Bill Gates hits back at Elon Musk, says shorting Tesla doesn’t mean betting against the environment or electric cars

Responding to Elon Musk’s claims that he is shorting Tesla stock, Bill Gates says such a position is just an investment, not a move against helping solve climate change.

Elon Musk accused the Microsoft billionaire in a tweet last week of betting as much as half-a-billion dollars that shares of the electric-car company would fall. 

In a text exchange between the two billionaires leaked online that Musk said was authentic, the Tesla CEO asked Gates if he was still shorting the stock. Gates said he was, and that he wanted to talk to Musk about philanthropy. Musk denied the request outright.

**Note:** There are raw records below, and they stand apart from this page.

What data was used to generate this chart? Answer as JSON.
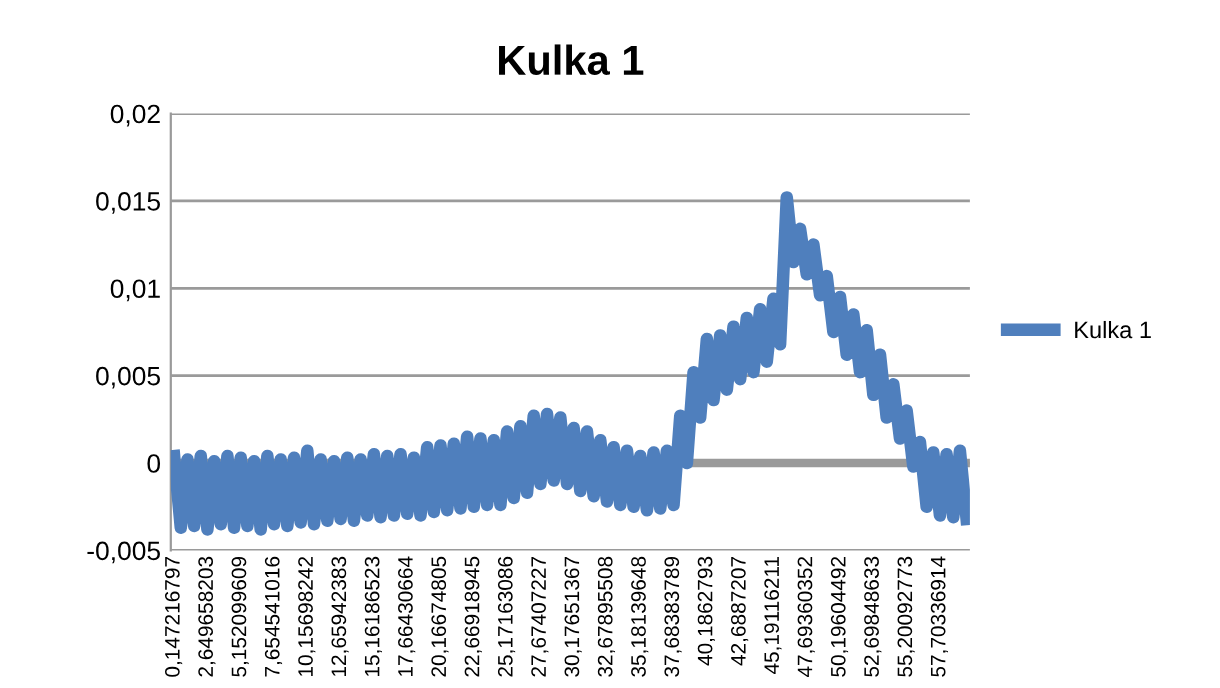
{
  "chart_data": {
    "type": "line",
    "title": "Kulka 1",
    "categories": [
      "0,147216797",
      null,
      null,
      null,
      null,
      "2,649658203",
      null,
      null,
      null,
      null,
      "5,152099609",
      null,
      null,
      null,
      null,
      "7,654541016",
      null,
      null,
      null,
      null,
      "10,15698242",
      null,
      null,
      null,
      null,
      "12,65942383",
      null,
      null,
      null,
      null,
      "15,16186523",
      null,
      null,
      null,
      null,
      "17,66430664",
      null,
      null,
      null,
      null,
      "20,16674805",
      null,
      null,
      null,
      null,
      "22,66918945",
      null,
      null,
      null,
      null,
      "25,17163086",
      null,
      null,
      null,
      null,
      "27,67407227",
      null,
      null,
      null,
      null,
      "30,17651367",
      null,
      null,
      null,
      null,
      "32,67895508",
      null,
      null,
      null,
      null,
      "35,18139648",
      null,
      null,
      null,
      null,
      "37,68383789",
      null,
      null,
      null,
      null,
      "40,1862793",
      null,
      null,
      null,
      null,
      "42,6887207",
      null,
      null,
      null,
      null,
      "45,19116211",
      null,
      null,
      null,
      null,
      "47,69360352",
      null,
      null,
      null,
      null,
      "50,19604492",
      null,
      null,
      null,
      null,
      "52,69848633",
      null,
      null,
      null,
      null,
      "55,20092773",
      null,
      null,
      null,
      null,
      "57,70336914",
      null,
      null,
      null,
      null
    ],
    "series": [
      {
        "name": "Kulka 1",
        "color": "#4f7fbd",
        "values": [
          0.0004,
          -0.0037,
          0.0002,
          -0.0036,
          0.0004,
          -0.0038,
          0.0001,
          -0.0035,
          0.0004,
          -0.0037,
          0.0003,
          -0.0036,
          0.0001,
          -0.0038,
          0.0004,
          -0.0035,
          0.0002,
          -0.0036,
          0.0003,
          -0.0034,
          0.0007,
          -0.0035,
          0.0002,
          -0.0033,
          0.0001,
          -0.0032,
          0.0003,
          -0.0033,
          0.0002,
          -0.003,
          0.0005,
          -0.0031,
          0.0004,
          -0.003,
          0.0005,
          -0.0029,
          0.0003,
          -0.003,
          0.0009,
          -0.0028,
          0.001,
          -0.0027,
          0.0011,
          -0.0026,
          0.0015,
          -0.0025,
          0.0014,
          -0.0024,
          0.0013,
          -0.0024,
          0.0018,
          -0.002,
          0.0021,
          -0.0017,
          0.0027,
          -0.0012,
          0.0028,
          -0.001,
          0.0026,
          -0.0012,
          0.002,
          -0.0016,
          0.0018,
          -0.0019,
          0.0013,
          -0.0022,
          0.0009,
          -0.0024,
          0.0007,
          -0.0025,
          0.0004,
          -0.0027,
          0.0006,
          -0.0026,
          0.0007,
          -0.0024,
          0.0027,
          0.0,
          0.0052,
          0.0026,
          0.0071,
          0.0036,
          0.0073,
          0.0042,
          0.0078,
          0.0048,
          0.0083,
          0.0052,
          0.0088,
          0.0058,
          0.0094,
          0.0068,
          0.0152,
          0.0115,
          0.0134,
          0.0108,
          0.0125,
          0.0096,
          0.0107,
          0.0075,
          0.0095,
          0.0062,
          0.0085,
          0.0052,
          0.0076,
          0.0039,
          0.0062,
          0.0026,
          0.0045,
          0.0014,
          0.003,
          -0.0002,
          0.0012,
          -0.0025,
          0.0006,
          -0.003,
          0.0005,
          -0.0031,
          0.0007,
          -0.0032
        ]
      }
    ],
    "ylim": [
      -0.005,
      0.02
    ],
    "yticks": [
      {
        "value": -0.005,
        "label": "-0,005"
      },
      {
        "value": 0,
        "label": "0"
      },
      {
        "value": 0.005,
        "label": "0,005"
      },
      {
        "value": 0.01,
        "label": "0,01"
      },
      {
        "value": 0.015,
        "label": "0,015"
      },
      {
        "value": 0.02,
        "label": "0,02"
      }
    ],
    "grid": "y",
    "legend": "right",
    "marker": "none",
    "line_style": "solid"
  }
}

“Sorry, I cannot take your philanthropy on climate change seriously when you have a massive short position against Tesla, the company doing the most to solve climate change,” Musk reportedly said in the text exchange.

But Gates told the BBC in an interview Wednesday that his bet against Tesla is unrelated to advocacy for pro-environmental projects and government policies.

“That has nothing to do with climate change. I have ways of diversifying,” Gates said in an interview. 

He added that just because he was betting against Tesla doesn’t mean he was against the rise of electric cars.

“The popularity of electric cars will lead to more competition for selling those cars. So there’s a difference between electric cars being adopted, and companies becoming infinitely valuable,” he told the BBC.

Musk and Gates have a history of frosty relations, and Musk has attacked Gates on Twitter repeatedly. 

After Gates said he was concerned about the range and premium price of Tesla vehicles in a 2020 video with YouTuber Marques Brownlee, Musk said in a tweet that his conversations with the former Microsoft CEO “have been underwhelming tbh.” 

More recently, amid Musk’s takeover of Twitter, the Tesla and SpaceX CEO tweeted a picture of Gates side by side with an emoji of a pregnant man, saying, “in case u need to lose a boner fast.”

Gates told CNBC’s Squawk Box in July 2020 that Musk should cut back on his controversial vaccine comments and focus on electric cars and rockets. In a New York Times podcast later that year, the Tesla CEO responded to Gates’ comments about Musk’s lack of experience with vaccines, calling Gates a “knucklehead.” Musk has also attacked Gates in tweets regarding his vaccine advocacy.

In a tweet last week, Musk said he was moving on from attacking Gates for shorting Tesla. But Gates appears unruffled.   

“There’s no need for him to be nice to me,” Gates said of Musk in the BBC interview. 

Disagreements and attacks between the two men have drawn outsize attention because of their immense wealth. Musk overtook Gates as the world’s second-richest person in 2020 and later surpassed Amazon founder Jeff Bezos to take the top spot. The Tesla CEO is currently the richest person in the world, according to the Bloomberg Billionaires Index, while Gates sits at fourth on the list. Gates has pledged to give away most of his fortune over his lifetime.